Cavaco Silva teve, em Belém, o seu momento mais determinante no verão de 2013, com a ‘crise do irrevogável’. Na qual, querendo ser institucionalmente original, engendrou uma proposta abstrusa de antecipar eleições a troca de um consenso falhado entre PS e PSD/CDS. E pouco mais.

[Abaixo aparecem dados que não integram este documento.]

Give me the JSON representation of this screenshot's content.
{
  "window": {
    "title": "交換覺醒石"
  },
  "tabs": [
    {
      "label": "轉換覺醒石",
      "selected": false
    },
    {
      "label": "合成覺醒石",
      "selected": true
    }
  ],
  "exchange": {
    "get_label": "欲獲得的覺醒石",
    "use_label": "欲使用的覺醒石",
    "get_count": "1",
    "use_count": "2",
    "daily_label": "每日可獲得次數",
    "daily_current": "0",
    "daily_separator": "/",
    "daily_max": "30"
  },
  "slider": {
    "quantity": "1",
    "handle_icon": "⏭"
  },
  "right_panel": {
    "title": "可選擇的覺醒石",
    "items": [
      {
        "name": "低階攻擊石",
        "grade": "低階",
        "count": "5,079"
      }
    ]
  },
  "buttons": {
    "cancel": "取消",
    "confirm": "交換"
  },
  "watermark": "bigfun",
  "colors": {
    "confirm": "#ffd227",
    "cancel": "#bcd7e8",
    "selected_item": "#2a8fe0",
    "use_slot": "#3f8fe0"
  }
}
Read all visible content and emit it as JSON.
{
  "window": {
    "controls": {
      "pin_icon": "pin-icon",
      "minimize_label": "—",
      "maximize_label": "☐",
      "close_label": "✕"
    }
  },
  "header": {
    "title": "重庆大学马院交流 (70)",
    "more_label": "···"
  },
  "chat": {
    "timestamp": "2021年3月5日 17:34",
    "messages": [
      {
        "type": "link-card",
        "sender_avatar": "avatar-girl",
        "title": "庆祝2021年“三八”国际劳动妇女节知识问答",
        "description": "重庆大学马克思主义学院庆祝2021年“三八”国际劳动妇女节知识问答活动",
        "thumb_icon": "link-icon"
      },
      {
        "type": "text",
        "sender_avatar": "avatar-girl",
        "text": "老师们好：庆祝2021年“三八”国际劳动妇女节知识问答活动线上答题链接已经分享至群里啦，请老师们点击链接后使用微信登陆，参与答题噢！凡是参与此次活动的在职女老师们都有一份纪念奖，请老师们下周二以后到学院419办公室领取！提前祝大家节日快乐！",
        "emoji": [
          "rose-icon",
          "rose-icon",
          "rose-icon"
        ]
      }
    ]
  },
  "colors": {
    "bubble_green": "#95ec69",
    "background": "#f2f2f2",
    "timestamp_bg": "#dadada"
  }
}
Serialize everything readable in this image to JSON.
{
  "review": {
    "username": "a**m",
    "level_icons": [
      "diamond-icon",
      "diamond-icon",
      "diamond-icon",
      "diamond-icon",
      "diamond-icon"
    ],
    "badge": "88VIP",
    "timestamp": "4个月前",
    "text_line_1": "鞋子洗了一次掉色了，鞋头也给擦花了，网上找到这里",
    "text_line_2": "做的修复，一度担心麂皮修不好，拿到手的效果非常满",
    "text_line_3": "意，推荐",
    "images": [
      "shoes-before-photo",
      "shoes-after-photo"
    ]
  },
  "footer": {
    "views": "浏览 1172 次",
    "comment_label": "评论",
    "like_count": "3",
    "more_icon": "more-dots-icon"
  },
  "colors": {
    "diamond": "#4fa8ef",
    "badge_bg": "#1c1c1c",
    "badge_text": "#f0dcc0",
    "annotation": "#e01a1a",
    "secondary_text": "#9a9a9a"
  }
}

Pode dizer-se que Cavaco teve pouca sorte ao apanhar em cima com uma crise internacional, logo em 2008, e com um 1.º-ministro como Sócrates, que levou o país à beira da bancarrota, à intervenção externa, à austeridade e ao empobrecimento. Mas Cavaco também falhou em episódios tão infaustos como os das escutas em Belém ou das pensões que não chegavam para pagar as despesas. E nunca conseguiu sair da rigidez institucional, que está na sua natureza, para criar uma relação de maior proximidade com os portugueses. Tudo isso explica a impopularidade final.

Já como primeiro-ministro, de 1985 a 1995, Cavaco foi o rosto de uma nova política, do progresso e desenvolvimento do país, de rigor e exigência na governação, de aproximação de Portugal aos padrões e índices europeus. É essa a marca indelével que ficará dos seus 40 anos de intervenção pública.

Uma marca que nenhum dos primeiros-ministros socialistas conseguiu deixar. E é sobretudo por isso que a esquerda gosta tão pouco de Cavaco Silva.